In other ways, though, this time around feels even worse. It was bad enough to see the country fall for all that hope and change nonsense of ’08 race, and embrace a creepy cult of personality that is entirely unsuited to a free nation, but even more dispiriting to see it re-elect Obama without even the pretense of such optimistic delusions. The only rationale for Obama’s re-election was an obstinate unwillingness to face up to the country’s harrowing fiscal reality, along with a resultant willingness to believe the worst about anyone who might make the hard choices that are still available, and it looks as though the second term will be marked by the same cynical attacks on anyone who dares try to slow the nation’s headlong rush toward to financial insolvency.
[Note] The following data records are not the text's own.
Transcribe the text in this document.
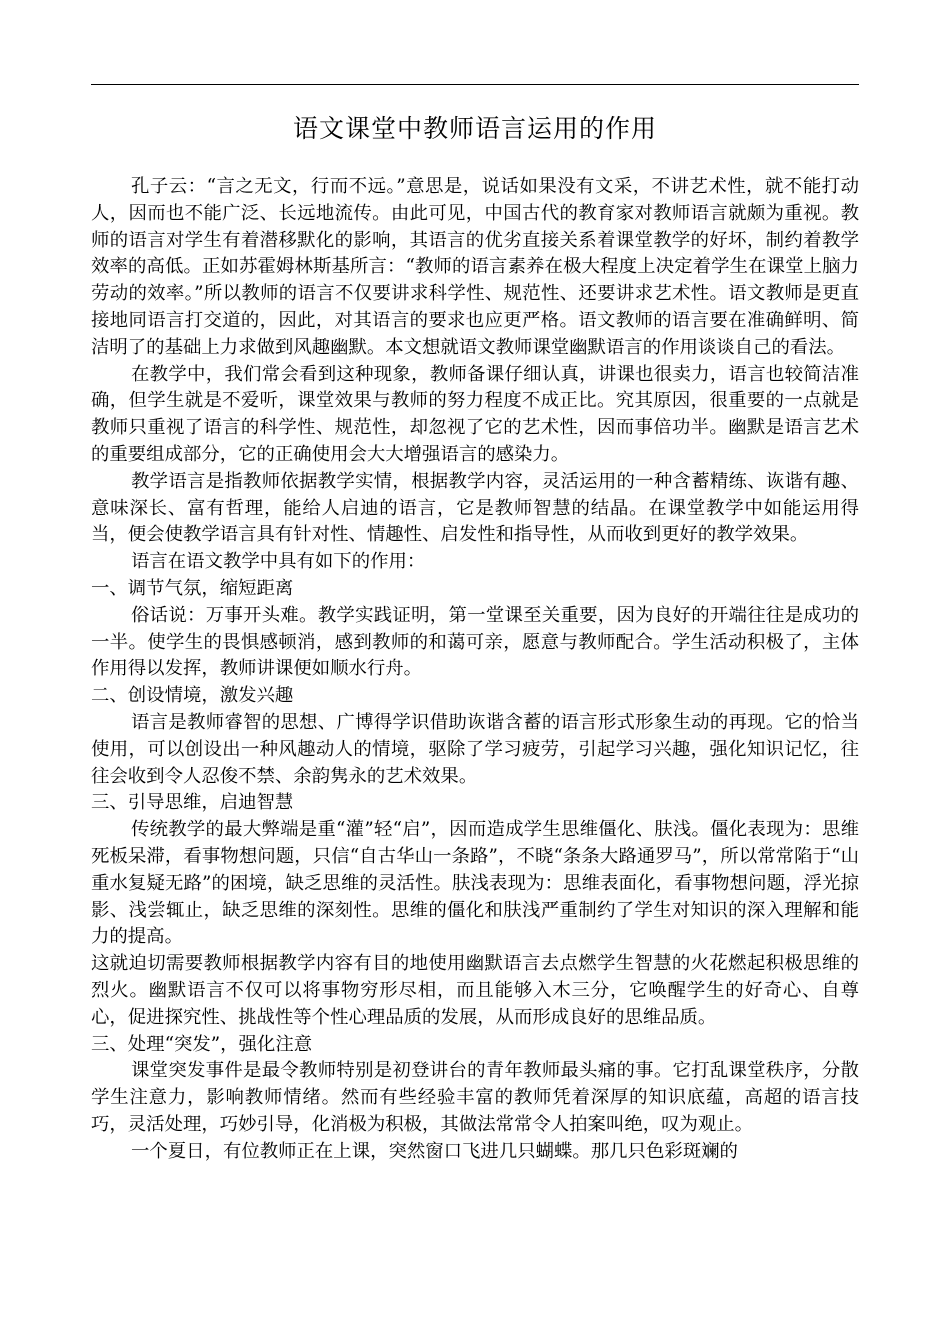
语文课堂中教师语言运用的作用
孔子云：“言之无文，行而不远。”意思是，说话如果没有文采，不讲艺术性，就不能打动人，因而也不能广泛、长远地流传。由此可见，中国古代的教育家对教师语言就颇为重视。教师的语言对学生有着潜移默化的影响，其语言的优劣直接关系着课堂教学的好坏，制约着教学效率的高低。正如苏霍姆林斯基所言：“教师的语言素养在极大程度上决定着学生在课堂上脑力劳动的效率。”所以教师的语言不仅要讲求科学性、规范性、还要讲求艺术性。语文教师是更直接地同语言打交道的，因此，对其语言的要求也应更严格。语文教师的语言要在准确鲜明、简洁明了的基础上力求做到风趣幽默。本文想就语文教师课堂幽默语言的作用谈谈自己的看法。
在教学中，我们常会看到这种现象，教师备课仔细认真，讲课也很卖力，语言也较简洁准确，但学生就是不爱听，课堂效果与教师的努力程度不成正比。究其原因，很重要的一点就是教师只重视了语言的科学性、规范性，却忽视了它的艺术性，因而事倍功半。幽默是语言艺术的重要组成部分，它的正确使用会大大增强语言的感染力。
教学语言是指教师依据教学实情，根据教学内容，灵活运用的一种含蓄精练、诙谐有趣、意味深长、富有哲理，能给人启迪的语言，它是教师智慧的结晶。在课堂教学中如能运用得当，便会使教学语言具有针对性、情趣性、启发性和指导性，从而收到更好的教学效果。
语言在语文教学中具有如下的作用：
一、调节气氛，缩短距离
俗话说：万事开头难。教学实践证明，第一堂课至关重要，因为良好的开端往往是成功的一半。使学生的畏惧感顿消，感到教师的和蔼可亲，愿意与教师配合。学生活动积极了，主体作用得以发挥，教师讲课便如顺水行舟。
二、创设情境，激发兴趣
语言是教师睿智的思想、广博得学识借助诙谐含蓄的语言形式形象生动的再现。它的恰当使用，可以创设出一种风趣动人的情境，驱除了学习疲劳，引起学习兴趣，强化知识记忆，往往会收到令人忍俊不禁、余韵隽永的艺术效果。
三、引导思维，启迪智慧
传统教学的最大弊端是重“灌”轻“启”，因而造成学生思维僵化、肤浅。僵化表现为：思维死板呆滞，看事物想问题，只信“自古华山一条路”，不晓“条条大路通罗马”，所以常常陷于“山重水复疑无路”的困境，缺乏思维的灵活性。肤浅表现为：思维表面化，看事物想问题，浮光掠影、浅尝辄止，缺乏思维的深刻性。思维的僵化和肤浅严重制约了学生对知识的深入理解和能力的提高。
这就迫切需要教师根据教学内容有目的地使用幽默语言去点燃学生智慧的火花燃起积极思维的烈火。幽默语言不仅可以将事物穷形尽相，而且能够入木三分，它唤醒学生的好奇心、自尊心，促进探究性、挑战性等个性心理品质的发展，从而形成良好的思维品质。
三、处理“突发”，强化注意
课堂突发事件是最令教师特别是初登讲台的青年教师最头痛的事。它打乱课堂秩序，分散学生注意力，影响教师情绪。然而有些经验丰富的教师凭着深厚的知识底蕴，高超的语言技巧，灵活处理，巧妙引导，化消极为积极，其做法常常令人拍案叫绝，叹为观止。
一个夏日，有位教师正在上课，突然窗口飞进几只蝴蝶。那几只色彩斑斓的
The president used the last press conference of his first term to charge that the Republicans wish to see old people starving in the streets, or at least that they are “suspicious” of his heroic efforts to prevent that calamity, and while most of the media have abandoned the implausible claim that Obama is the messiah they’re still willing to echo the message that his opposition is the devil. One can still hope the House will still restrain Obama’s spending, or merely limit its increases to a level that will allow the country to forestall catastrophe long enough to get a more responsible president, and the mass protests against his gun-grabbing proclivities have already begun, but at best it will be a bitter fight with the sort of divisiveness that the president seems to relish.
By strange coincidence this inauguration day falls on what we are told is the most depressing day of every day, the “Blue Monday” when the holiday cheerfulness has entirely dissipated and the reality of a cold and dark winter settles in on the human psyche. Perhaps it’s just this calendar and the climate, but this is a bluer Monday than most.